Your TFSA contribution room is valuable, tax-free space — and accidentally over-contributing triggers a 1% monthly penalty. Knowing exactly how much room you have prevents costly mistakes.

What is TFSA contribution room?

TFSA room is the maximum dollar amount you can hold inside all your TFSAs combined at any given time, based on:

  1. Annual limits — set by the federal government each year
  2. Carry-forward room — any prior-year limit you did not use rolls forward permanently
  3. Withdrawals — any amount you withdraw reopens as new room the following January 1

Your total TFSA room by year joined

Use this table to find your total cumulative room based on when you first became eligible (Canadian resident, 18+):

First year eligible Total room as of Jan 1, 2026 Total room as of Jan 1, 2027
2009 or earlier $102,000 $109,000
2010 $97,000 $104,000
2011 $92,000 $99,000
2012 $87,000 $94,000
2013 $82,000 $89,000
2014 $76,500 $83,500
2015 $71,000 $78,000
2016 $61,000 $68,000
2017 $55,500 $62,500
2018 $50,000 $57,000
2019 $44,500 $51,500
2020 $38,500 $45,500
2021 $32,500 $39,500
2022 $26,500 $33,500
2023 $20,500 $27,500
2024 $14,000 $21,000
2025 $7,000 $14,000
2026 $7,000 $14,000

Your unused room = total room above − total lifetime contributions + total lifetime withdrawals made before Jan 1, 2026


Step-by-step: calculating your exact available room today

Step 1: Get the CRA My Account figure

Log in → “TFSA”“Contribution room”

This is your room as of January 1, 2026. It includes:

  • All prior year annual limits
  • All withdrawals made in 2025 and earlier (reopened Jan 1, 2026)
  • Minus all contributions reported through December 31, 2025

Step 2: Subtract 2026 contributions

Add up every deposit you have made to any TFSA account in 2026 (from January 1 through today). Subtract this total from the CRA figure.

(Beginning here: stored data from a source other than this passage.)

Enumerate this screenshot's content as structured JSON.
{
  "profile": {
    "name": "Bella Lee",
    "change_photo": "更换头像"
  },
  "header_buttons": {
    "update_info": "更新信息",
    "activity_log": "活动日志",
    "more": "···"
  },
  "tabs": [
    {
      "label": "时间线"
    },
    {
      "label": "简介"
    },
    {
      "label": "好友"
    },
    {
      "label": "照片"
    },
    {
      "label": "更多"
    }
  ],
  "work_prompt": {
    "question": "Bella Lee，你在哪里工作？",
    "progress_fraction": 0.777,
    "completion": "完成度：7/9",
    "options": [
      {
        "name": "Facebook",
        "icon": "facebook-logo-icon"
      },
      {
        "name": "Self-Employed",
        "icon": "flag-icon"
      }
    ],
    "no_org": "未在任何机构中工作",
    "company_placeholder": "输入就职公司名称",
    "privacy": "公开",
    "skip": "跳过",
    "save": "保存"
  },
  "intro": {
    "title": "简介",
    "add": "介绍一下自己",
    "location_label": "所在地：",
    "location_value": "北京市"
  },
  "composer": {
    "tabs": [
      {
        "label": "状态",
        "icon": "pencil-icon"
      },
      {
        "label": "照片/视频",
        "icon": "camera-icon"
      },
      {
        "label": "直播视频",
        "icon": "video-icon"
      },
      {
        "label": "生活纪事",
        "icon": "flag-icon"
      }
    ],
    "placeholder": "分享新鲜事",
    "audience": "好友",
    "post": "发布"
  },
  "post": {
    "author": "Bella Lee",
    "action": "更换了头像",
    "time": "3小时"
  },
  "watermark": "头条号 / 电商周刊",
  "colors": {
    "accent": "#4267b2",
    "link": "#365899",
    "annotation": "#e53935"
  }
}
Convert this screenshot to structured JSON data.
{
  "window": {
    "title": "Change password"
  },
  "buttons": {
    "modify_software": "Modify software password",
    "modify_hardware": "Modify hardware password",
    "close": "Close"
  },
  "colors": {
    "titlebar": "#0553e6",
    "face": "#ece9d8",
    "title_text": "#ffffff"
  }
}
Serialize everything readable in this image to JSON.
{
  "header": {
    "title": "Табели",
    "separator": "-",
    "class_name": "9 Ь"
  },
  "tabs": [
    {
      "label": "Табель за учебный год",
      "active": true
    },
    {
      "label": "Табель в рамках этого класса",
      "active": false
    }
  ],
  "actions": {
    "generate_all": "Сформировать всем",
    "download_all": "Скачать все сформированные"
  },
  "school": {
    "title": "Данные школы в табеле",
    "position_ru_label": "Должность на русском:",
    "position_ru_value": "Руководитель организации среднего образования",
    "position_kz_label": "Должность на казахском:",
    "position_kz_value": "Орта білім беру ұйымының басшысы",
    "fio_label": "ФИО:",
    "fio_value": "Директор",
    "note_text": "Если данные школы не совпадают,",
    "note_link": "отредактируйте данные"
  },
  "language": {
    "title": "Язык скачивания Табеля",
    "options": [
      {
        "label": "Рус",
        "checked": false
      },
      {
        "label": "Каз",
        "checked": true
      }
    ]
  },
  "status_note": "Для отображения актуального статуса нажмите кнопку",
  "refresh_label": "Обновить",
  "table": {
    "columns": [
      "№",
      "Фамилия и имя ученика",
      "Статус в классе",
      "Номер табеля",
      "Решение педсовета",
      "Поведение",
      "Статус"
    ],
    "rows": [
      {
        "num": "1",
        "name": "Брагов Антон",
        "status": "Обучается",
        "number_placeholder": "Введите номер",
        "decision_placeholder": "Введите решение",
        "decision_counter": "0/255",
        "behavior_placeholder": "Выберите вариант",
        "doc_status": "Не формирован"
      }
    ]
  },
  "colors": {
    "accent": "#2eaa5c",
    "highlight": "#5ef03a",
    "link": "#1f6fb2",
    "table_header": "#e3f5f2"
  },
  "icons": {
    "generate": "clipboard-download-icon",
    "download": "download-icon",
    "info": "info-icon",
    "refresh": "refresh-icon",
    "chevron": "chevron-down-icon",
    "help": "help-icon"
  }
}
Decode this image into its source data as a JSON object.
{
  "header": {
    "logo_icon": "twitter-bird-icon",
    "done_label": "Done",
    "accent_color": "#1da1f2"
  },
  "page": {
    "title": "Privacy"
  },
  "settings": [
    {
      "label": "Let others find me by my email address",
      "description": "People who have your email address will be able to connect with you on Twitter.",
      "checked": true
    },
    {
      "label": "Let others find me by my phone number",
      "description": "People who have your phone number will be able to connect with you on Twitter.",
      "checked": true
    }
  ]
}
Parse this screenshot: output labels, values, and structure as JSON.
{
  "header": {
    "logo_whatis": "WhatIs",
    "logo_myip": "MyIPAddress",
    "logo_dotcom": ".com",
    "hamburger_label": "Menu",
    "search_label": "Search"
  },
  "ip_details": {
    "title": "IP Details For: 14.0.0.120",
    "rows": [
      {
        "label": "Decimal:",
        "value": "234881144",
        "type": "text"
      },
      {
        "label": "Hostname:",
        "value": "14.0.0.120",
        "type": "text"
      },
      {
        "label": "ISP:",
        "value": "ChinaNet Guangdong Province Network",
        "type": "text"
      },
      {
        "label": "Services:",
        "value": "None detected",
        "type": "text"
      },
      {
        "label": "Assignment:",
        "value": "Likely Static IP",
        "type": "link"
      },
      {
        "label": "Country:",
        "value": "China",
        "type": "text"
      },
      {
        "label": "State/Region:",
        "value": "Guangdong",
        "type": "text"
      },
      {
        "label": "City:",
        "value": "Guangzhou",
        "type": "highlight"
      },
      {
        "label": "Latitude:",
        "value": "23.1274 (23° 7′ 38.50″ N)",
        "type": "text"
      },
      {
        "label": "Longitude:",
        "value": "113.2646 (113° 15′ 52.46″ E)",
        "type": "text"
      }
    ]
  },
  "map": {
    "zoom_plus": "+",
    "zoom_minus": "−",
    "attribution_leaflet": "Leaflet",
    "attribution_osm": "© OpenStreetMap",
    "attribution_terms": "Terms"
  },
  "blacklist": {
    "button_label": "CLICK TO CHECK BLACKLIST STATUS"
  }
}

Step 3: Do NOT add 2026 withdrawals

Any withdrawals you made in 2026 do not reopen until January 1, 2027. Do not count them as available room this year.

Worked example

Item Amount
CRA My Account room (Jan 1, 2026) $22,500
2026 contributions to date (April) −$7,000
2026 withdrawals (irrelevant until Jan 2027) $0
Your remaining 2026 room $15,500

Why CRA’s number may not match your expectations

Scenario What happens
You contributed in early 2026 Not in CRA’s Jan 1 figure — you must subtract manually
You withdrew in 2025 Already included in CRA’s figure (room re-opened Jan 1, 2026)
You transferred TFSA incorrectly (withdrew & re-deposited) Treated as contribution; reduces your room immediately
Your institution just opened your TFSA May not be reported to CRA yet — minor lag
You are a new permanent resident Room accumulates from the year you became a Canadian resident, not from 2009

What if you have multiple TFSAs?

Your room is shared across all TFSAs at all institutions. To verify you are not over-contributing:

  1. Log into each institution holding a TFSA
  2. Check your year-to-date contribution total for each account
  3. Sum all contributions across all accounts
  4. Subtract from your CRA room figure

Most institutions do not automatically prevent over-contributions because they cannot see your other accounts.


Signs you may have used up your TFSA room

  • CRA My Account shows $0 or a small positive number
  • You have been contributing the maximum every year since becoming eligible
  • You recently moved money out of one TFSA and back into another without doing a direct transfer

If you suspect you are near your limit, stop contributing until you verify exactly how much room remains. The 1% monthly penalty applies to every month you remain over-contributed.